Today, we have a delicious holiday side: Roasted and Spiced Kabocha! This is a simple pumpkin dish that brings both the sweet and savory undertones of the kabocha through a complex blend of spices. Adding the pecans and cranberries on top of that brings forth even more flavor and texture. Pair it with some roast beef, holiday ham, or even seafood like lobster, and you’ll have a great meal for the holiday season!

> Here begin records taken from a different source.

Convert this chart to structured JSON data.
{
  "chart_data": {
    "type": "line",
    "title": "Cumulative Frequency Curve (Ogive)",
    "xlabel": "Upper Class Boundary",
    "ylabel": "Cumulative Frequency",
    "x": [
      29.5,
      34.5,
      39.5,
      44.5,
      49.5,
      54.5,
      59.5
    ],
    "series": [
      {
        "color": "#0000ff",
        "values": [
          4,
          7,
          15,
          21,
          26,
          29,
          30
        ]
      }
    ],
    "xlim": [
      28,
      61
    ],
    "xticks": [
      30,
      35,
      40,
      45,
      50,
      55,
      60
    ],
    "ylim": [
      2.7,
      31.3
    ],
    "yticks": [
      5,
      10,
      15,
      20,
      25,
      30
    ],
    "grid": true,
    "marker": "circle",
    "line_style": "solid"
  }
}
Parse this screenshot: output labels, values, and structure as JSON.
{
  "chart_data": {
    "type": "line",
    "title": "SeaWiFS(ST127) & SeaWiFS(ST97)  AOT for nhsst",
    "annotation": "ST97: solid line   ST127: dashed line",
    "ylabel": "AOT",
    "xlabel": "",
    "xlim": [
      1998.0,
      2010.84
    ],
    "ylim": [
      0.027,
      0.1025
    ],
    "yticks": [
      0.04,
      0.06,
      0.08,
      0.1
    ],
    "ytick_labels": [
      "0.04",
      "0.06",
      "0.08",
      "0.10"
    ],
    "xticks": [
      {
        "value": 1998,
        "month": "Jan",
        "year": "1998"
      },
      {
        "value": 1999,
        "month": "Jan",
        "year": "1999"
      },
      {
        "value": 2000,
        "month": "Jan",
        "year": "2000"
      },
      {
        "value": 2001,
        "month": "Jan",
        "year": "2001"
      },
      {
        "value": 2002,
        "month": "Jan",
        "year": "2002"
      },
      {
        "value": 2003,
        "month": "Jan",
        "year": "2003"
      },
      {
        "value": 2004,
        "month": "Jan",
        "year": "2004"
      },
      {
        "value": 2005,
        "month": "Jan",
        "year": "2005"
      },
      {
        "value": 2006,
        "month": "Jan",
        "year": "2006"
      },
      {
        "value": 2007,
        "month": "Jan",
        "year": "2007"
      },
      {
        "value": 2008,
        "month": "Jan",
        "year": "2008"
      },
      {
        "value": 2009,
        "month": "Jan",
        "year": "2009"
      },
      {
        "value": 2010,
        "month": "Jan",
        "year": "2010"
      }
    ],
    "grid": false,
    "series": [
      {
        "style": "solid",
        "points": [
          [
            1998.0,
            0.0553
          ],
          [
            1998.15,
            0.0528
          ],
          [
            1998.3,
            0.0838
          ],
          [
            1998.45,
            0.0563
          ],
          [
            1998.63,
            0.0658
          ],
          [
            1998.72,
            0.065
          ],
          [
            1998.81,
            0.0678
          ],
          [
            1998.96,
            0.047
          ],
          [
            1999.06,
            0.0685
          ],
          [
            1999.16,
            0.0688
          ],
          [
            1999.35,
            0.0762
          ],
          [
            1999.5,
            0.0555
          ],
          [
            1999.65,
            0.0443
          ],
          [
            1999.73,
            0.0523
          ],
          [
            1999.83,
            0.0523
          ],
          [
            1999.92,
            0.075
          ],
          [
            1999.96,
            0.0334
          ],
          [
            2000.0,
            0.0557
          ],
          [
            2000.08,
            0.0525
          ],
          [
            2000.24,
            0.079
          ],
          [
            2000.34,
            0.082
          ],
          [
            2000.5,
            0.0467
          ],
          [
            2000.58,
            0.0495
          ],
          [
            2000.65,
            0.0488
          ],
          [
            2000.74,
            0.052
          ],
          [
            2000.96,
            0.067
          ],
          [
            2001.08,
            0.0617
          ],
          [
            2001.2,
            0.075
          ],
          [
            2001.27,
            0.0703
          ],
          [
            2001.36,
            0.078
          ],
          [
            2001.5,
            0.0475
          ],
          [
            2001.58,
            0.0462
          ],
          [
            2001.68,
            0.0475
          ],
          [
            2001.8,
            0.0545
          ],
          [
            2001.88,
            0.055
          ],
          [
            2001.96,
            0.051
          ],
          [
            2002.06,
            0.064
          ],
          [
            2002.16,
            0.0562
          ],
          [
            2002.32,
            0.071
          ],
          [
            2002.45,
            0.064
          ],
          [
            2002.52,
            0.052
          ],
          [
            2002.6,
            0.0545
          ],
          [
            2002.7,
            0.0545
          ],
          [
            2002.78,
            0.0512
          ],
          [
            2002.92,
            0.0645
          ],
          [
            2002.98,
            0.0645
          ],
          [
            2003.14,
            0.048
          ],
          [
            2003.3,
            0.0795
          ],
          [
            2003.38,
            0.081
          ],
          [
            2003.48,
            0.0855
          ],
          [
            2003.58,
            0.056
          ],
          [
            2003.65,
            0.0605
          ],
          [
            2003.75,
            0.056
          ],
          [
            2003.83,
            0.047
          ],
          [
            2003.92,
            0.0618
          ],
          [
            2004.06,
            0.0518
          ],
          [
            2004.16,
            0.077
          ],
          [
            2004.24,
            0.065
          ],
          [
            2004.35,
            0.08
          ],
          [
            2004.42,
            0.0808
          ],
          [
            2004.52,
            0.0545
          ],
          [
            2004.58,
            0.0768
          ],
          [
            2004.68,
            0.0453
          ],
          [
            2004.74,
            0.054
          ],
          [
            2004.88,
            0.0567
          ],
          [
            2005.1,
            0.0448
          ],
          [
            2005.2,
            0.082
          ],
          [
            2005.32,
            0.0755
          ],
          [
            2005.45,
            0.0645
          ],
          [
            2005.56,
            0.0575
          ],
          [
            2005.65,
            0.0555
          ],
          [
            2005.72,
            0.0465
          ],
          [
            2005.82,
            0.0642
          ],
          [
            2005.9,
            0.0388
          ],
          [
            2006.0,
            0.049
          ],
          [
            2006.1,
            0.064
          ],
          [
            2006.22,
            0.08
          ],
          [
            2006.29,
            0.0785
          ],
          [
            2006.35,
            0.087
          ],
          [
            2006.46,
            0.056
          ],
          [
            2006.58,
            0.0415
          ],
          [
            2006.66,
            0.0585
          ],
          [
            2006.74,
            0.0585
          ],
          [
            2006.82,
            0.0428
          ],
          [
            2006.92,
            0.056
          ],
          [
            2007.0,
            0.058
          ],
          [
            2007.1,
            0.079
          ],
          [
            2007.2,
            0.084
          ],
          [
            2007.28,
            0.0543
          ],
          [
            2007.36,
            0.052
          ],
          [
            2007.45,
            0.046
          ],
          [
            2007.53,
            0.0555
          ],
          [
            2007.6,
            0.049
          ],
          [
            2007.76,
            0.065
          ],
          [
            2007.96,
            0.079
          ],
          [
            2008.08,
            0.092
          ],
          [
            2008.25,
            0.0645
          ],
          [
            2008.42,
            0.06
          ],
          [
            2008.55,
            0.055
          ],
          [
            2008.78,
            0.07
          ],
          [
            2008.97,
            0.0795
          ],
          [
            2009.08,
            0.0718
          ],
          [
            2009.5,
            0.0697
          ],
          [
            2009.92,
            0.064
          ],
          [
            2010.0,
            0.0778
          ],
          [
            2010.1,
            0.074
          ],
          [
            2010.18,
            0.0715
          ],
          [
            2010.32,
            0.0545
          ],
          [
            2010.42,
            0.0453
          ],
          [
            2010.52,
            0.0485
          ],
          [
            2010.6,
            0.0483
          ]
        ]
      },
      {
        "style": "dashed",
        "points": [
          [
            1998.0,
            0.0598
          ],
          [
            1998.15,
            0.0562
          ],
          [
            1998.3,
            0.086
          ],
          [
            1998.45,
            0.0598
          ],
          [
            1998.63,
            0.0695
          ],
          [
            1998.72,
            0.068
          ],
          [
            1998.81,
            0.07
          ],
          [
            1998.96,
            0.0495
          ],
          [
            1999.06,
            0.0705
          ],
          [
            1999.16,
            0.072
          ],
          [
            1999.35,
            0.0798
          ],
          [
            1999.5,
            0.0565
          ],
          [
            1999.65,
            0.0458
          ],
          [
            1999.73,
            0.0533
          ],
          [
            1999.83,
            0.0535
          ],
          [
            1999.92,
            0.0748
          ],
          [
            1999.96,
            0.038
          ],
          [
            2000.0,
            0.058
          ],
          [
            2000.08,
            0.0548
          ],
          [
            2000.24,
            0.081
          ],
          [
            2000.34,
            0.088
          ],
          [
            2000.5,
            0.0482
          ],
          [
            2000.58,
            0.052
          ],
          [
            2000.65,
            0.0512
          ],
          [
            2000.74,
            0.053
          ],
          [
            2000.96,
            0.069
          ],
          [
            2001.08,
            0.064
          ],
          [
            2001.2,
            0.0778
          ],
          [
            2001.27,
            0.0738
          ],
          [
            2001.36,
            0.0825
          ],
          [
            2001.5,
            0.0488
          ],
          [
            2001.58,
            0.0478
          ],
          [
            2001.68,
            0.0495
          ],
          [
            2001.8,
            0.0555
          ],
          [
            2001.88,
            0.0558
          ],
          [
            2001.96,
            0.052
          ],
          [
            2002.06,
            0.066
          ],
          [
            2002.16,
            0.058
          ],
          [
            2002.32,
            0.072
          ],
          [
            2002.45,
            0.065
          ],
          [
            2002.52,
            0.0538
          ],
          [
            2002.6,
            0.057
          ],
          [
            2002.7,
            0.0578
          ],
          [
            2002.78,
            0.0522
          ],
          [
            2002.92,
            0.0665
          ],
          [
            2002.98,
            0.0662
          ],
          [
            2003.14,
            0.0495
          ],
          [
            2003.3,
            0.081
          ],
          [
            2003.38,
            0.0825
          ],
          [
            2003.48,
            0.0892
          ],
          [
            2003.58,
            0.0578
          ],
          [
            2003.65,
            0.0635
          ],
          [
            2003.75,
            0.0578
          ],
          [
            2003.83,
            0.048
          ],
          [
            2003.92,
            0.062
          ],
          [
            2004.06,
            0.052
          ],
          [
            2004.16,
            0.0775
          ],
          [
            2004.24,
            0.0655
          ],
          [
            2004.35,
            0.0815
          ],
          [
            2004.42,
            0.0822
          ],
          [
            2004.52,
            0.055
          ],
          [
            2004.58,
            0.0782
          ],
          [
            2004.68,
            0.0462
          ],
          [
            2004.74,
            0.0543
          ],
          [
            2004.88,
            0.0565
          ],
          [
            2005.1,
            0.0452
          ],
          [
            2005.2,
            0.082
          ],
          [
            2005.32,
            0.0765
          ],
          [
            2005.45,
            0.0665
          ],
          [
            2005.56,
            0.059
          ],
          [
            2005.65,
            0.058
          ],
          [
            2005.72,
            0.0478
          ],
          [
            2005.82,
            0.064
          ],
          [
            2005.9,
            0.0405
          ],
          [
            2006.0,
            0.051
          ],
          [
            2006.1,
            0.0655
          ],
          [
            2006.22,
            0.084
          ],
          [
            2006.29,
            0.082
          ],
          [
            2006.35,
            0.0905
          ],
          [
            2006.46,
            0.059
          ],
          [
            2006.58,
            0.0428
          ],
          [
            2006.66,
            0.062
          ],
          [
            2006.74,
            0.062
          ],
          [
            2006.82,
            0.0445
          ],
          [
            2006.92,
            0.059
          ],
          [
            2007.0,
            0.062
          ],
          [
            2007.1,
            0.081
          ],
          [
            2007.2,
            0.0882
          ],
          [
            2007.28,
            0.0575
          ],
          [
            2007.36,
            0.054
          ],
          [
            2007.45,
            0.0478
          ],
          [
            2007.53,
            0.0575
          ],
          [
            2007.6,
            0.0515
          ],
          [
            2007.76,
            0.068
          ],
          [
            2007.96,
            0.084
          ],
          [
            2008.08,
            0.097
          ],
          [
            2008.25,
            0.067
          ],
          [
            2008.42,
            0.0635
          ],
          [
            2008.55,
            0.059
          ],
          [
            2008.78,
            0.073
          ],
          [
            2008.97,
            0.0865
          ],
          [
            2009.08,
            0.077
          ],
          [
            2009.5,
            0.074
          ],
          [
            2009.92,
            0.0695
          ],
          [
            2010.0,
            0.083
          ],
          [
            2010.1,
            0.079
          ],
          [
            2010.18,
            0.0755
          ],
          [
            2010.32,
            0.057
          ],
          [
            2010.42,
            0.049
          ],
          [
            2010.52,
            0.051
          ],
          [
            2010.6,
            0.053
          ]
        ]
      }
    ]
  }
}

Roasted and Spiced Kabocha

Ingredients:

  • 2 pounds kabocha, peeled (optionally) and cubed
  • 1/2 cup pecans, broken into pieces
  • 1/4 cup dried cranberries
  • 2 tablespoons olive oil
  • Salt to taste
Spice mix:
  • 2 tablespoons brown sugar
  • 1/2 teaspoon ground cumin 
  • 1/2 teaspoon ground ginger
  • 1/4 teaspoon ground cinnamon
  • 1/4 teaspoon ground coriander
  • 1/4 teaspoon cayenne
  • 1/4 teaspoon allspice
  • 1/2 teaspoon salt
  • 1/4 teaspoon ground black pepper

Directions:

  1. Season the cubed kabocha with 1 tablespoon of olive oil and salt, and bake at 400°F for 15-20 minutes.
  2. Mix together the brown sugar with the spices together.
  3. Combine the kabocha, pecans, cranberries, the spice mix, and another 1 tablespoon of olive oil all together and bake at 350°F for 10 minutes.
As with all of our pumpkin dishes, for which we typically use kabocha, you can use any preferred type of pumpkin or butternut squash. Just be sure your particular pumpkin isn't too soft, and in general, take the consistency in account when cooking it. Otherwise, the same kinds of spices and ingredients will work just great!